Lyle doesn’t move. He settles his head back against the tree and sniffs its bark.
“I love you so much,” He says again. “I am overflowing with love for you.”
“I’m exploding from both ends,” Celia says.
She giggles. Lyle giggles, too.
“Maybe they’re really sick,” Tom says.
“They’re okay,” Iris says, although she suspects he’s correct. “They’re hung-over. They haven’t eaten anything all day.”
“Are you sure?” Tom puts his hand to Celia’s pale cheek. “Maybe I should take her with me. Take care of her.”
Iris thinks, uncharitably, that all men love women most when they are weak.
“No,” Celia says. “I want to go home.”
“Darling,” Lyle says, pulling Iris closer. “My darling, darling, darling.”
He looks across to the opposing hill, the one with all the houses. He reaches his fingers out towards them, pinching his fingers like he’s plucking one and then he holds it over his mouth, opens his gullet and gulps the phantom house down. She hears his teeth grind against each other as he pretends to chew.
“I’m going to eat you, too.” He tells Iris. “I’m going to eat you like a wolf.”
“No wolves here,” she says. “Just a mountain with a silly name.”
Iris lifts Lyle’s hand out of his mouth and pulls him away from the tree. He paws at her shoulder, lifts her wrist to his mouth and nips once at the skin. Then he sucks the fabric of her sleeve between his teeth. She drags him across the trail to where Celia is waiting and when her sister sees them she smiles, and bites her teeth down around Iris’s other sleeve. So Iris leads them both, sucking on the hem of her jacket like horses on a bit, down the white spine of the mountain.
At the hospital, a doctor confirms that Celia and Lyle have salmonella. It’s not the same doctor who fed her mother the superhero pill. This one is fatter, more skeptical. He wants to know why they didn’t come to the hospital as soon as they started experiencing symptoms, why they stressed their bodies even further instead.
“Love,” Celia says. Her lips are white and cracking at the corners.
Lyle laughs. He looks at Iris.
“Christ,” he says, “she never quits, does she?”

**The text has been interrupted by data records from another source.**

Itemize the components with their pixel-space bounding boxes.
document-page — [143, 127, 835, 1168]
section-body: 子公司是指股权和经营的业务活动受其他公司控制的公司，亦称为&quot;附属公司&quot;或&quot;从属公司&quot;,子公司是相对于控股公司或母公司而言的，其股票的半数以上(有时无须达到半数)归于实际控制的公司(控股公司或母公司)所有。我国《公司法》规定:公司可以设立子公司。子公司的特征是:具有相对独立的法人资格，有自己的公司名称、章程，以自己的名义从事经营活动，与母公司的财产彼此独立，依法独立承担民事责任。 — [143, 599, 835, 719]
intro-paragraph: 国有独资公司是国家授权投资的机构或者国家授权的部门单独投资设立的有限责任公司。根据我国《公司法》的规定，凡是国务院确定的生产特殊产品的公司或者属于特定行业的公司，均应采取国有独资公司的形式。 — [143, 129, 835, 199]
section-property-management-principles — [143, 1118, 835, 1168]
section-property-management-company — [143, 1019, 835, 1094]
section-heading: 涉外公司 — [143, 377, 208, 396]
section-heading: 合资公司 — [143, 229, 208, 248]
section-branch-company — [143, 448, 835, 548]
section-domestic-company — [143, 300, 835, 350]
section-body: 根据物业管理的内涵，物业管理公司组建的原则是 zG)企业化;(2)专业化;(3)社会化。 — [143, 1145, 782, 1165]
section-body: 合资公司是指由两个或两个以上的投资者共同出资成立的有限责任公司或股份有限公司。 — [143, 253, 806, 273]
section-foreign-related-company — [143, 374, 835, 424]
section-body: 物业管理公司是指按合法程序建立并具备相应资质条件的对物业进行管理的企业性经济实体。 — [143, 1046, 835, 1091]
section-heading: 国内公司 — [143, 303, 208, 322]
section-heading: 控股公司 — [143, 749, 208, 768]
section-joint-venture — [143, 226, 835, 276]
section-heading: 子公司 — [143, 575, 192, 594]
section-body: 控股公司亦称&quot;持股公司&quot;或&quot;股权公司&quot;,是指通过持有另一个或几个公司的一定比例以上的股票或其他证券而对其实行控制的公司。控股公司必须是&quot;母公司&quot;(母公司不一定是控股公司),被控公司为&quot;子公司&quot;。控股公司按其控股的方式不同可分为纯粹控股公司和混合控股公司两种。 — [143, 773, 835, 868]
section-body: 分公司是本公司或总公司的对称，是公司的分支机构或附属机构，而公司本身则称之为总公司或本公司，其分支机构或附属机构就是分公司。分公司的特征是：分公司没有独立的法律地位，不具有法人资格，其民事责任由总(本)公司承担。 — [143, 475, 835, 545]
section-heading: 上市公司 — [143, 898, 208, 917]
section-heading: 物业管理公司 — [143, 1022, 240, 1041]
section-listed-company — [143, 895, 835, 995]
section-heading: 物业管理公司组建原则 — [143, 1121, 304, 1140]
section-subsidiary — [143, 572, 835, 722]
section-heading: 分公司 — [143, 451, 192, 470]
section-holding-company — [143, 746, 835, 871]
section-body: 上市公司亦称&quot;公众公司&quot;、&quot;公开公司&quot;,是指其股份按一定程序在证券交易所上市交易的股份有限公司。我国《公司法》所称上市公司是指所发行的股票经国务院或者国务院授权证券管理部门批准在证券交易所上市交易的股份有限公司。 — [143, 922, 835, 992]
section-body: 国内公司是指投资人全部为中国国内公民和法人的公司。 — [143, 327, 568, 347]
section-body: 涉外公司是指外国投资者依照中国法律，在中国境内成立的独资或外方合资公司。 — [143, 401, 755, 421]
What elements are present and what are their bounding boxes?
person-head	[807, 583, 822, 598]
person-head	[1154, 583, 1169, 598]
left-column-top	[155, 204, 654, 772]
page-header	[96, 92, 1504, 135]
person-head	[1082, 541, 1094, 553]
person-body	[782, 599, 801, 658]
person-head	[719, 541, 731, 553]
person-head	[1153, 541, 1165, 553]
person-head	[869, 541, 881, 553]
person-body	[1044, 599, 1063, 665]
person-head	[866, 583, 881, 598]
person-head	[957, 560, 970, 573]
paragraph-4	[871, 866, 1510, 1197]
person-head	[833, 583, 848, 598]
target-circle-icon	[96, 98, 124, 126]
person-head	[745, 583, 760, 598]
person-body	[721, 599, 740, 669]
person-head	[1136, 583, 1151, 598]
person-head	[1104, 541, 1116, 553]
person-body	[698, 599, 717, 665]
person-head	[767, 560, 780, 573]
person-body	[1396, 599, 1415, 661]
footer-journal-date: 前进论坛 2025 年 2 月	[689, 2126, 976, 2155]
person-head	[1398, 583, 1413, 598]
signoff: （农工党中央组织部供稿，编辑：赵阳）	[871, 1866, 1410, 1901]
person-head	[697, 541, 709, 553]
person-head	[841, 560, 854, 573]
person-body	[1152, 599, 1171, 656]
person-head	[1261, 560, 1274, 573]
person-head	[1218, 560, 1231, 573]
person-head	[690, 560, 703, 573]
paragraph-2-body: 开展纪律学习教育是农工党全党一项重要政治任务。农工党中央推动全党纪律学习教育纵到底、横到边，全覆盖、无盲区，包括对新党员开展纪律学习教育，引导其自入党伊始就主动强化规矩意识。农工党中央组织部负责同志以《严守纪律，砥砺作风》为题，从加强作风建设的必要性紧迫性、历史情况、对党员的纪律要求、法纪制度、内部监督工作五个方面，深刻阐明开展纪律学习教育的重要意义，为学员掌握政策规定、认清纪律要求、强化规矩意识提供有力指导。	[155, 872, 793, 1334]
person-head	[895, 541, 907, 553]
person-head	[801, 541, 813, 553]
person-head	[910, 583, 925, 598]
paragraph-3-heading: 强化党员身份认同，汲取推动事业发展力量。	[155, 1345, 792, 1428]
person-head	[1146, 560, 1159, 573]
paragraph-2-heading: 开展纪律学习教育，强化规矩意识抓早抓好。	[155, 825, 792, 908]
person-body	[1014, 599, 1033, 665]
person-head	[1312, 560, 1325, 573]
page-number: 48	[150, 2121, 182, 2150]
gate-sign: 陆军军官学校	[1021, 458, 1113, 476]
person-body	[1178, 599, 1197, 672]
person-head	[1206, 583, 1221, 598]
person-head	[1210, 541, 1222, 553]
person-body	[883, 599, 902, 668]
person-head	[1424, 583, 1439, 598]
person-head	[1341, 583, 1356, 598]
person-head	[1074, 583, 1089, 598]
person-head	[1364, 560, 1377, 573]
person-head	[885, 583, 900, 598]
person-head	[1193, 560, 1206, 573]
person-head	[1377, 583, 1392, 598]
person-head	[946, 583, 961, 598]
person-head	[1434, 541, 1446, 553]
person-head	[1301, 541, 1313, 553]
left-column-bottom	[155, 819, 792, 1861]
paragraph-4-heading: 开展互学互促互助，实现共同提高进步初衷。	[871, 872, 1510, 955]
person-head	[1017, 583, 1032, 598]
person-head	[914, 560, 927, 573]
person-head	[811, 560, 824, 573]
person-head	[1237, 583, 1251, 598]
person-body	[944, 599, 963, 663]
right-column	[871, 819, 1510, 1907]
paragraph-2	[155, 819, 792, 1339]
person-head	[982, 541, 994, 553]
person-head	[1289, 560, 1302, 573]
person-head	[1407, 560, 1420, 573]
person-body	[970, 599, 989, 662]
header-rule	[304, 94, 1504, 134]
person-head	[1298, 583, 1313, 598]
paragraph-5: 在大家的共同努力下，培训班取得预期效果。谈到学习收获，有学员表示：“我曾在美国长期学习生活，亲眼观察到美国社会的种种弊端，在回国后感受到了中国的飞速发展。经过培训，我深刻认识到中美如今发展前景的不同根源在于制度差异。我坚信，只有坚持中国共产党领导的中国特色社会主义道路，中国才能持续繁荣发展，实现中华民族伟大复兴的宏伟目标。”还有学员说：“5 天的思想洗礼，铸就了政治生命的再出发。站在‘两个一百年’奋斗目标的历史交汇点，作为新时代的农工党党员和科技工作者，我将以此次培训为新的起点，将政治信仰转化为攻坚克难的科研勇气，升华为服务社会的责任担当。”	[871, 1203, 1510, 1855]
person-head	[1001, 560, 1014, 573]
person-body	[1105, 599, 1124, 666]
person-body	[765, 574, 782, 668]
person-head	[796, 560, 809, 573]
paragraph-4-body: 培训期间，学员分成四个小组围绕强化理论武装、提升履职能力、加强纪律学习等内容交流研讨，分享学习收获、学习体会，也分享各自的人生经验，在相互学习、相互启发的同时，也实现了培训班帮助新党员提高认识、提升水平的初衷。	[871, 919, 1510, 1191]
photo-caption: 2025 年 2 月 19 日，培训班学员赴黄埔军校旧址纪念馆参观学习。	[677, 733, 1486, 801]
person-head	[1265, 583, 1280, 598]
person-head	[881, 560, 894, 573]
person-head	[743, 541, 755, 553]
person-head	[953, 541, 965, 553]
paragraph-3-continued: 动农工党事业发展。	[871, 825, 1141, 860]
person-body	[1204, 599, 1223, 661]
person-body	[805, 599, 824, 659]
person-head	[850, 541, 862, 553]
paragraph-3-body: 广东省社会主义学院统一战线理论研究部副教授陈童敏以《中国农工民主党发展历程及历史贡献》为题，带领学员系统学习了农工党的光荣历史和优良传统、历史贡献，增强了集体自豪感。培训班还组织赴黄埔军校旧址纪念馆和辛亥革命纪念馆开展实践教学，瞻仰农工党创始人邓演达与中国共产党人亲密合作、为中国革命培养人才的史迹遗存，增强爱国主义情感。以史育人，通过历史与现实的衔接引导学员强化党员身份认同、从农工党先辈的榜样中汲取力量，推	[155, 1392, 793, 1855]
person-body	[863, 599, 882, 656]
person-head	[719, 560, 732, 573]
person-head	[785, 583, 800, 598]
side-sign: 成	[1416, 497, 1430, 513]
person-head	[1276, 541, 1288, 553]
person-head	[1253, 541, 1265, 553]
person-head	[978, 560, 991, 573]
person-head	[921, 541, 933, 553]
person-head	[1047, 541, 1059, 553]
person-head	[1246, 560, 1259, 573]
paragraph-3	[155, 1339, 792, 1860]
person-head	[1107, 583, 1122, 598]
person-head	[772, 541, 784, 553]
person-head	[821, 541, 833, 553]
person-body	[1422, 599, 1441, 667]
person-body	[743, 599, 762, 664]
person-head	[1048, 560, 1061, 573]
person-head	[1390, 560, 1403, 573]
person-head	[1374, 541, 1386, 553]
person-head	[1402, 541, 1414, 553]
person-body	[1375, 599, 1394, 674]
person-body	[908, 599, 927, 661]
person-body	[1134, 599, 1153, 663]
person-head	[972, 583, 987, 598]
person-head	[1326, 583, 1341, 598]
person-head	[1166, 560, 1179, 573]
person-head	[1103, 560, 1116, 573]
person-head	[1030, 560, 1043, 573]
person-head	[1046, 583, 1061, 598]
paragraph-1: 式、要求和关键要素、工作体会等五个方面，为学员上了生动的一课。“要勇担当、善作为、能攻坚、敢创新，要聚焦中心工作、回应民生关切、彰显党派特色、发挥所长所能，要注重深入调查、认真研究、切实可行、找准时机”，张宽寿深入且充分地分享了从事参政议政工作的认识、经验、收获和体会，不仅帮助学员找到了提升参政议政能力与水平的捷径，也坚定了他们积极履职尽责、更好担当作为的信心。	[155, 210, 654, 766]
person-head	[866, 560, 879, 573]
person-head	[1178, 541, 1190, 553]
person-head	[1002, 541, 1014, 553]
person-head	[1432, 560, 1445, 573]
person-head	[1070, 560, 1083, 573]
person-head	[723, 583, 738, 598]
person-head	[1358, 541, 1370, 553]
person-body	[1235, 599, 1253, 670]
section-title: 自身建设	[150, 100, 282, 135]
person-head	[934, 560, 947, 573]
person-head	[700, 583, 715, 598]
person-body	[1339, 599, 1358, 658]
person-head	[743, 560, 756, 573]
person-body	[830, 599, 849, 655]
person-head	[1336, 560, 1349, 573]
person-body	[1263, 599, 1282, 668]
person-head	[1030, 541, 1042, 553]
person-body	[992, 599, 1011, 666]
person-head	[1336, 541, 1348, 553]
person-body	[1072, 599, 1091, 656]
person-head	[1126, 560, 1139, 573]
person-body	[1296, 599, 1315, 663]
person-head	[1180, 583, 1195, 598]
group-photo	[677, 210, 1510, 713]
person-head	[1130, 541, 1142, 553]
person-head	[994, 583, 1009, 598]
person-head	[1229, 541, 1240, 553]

Celia doesn’t hear him but Iris smiles. She pushes his dark hair back from his face and rubs his temples. She sits in the hospital room long after they have both fallen asleep. Looking at the two of them, plastic IVs running through their arms to rehydrate them, Iris can’t help worrying that this is all somehow her fault, that she caused it with her shapeless invocation.
It’s dark inside the hospital room and when she turns off the bedside lamp the green glow of the street and the moon shade the white sheets, the white faces of her family. Everything starches and blends. In the eerie palate around her, Iris imagines her mother suddenly emerging, still sleeping. Celia and Lyle disappear. Iris touches her mother’s hand. Skin like the dried leaves in the December woods. Already, her fingers feel heavier. Already, her body soaking in nutrients. Maybe this is what Iris wished for. Not the sickness, the salmonella, but this dark room. Her knuckles on top of her mother’s knuckles. Likeness emerging between the two of them, their differences dissolving. Iris steps back from the scene. She imagines she is viewing it all through the lens of an x-ray. Two skeletons. Bones over bones. How, after all this time, both of their bodies would glow.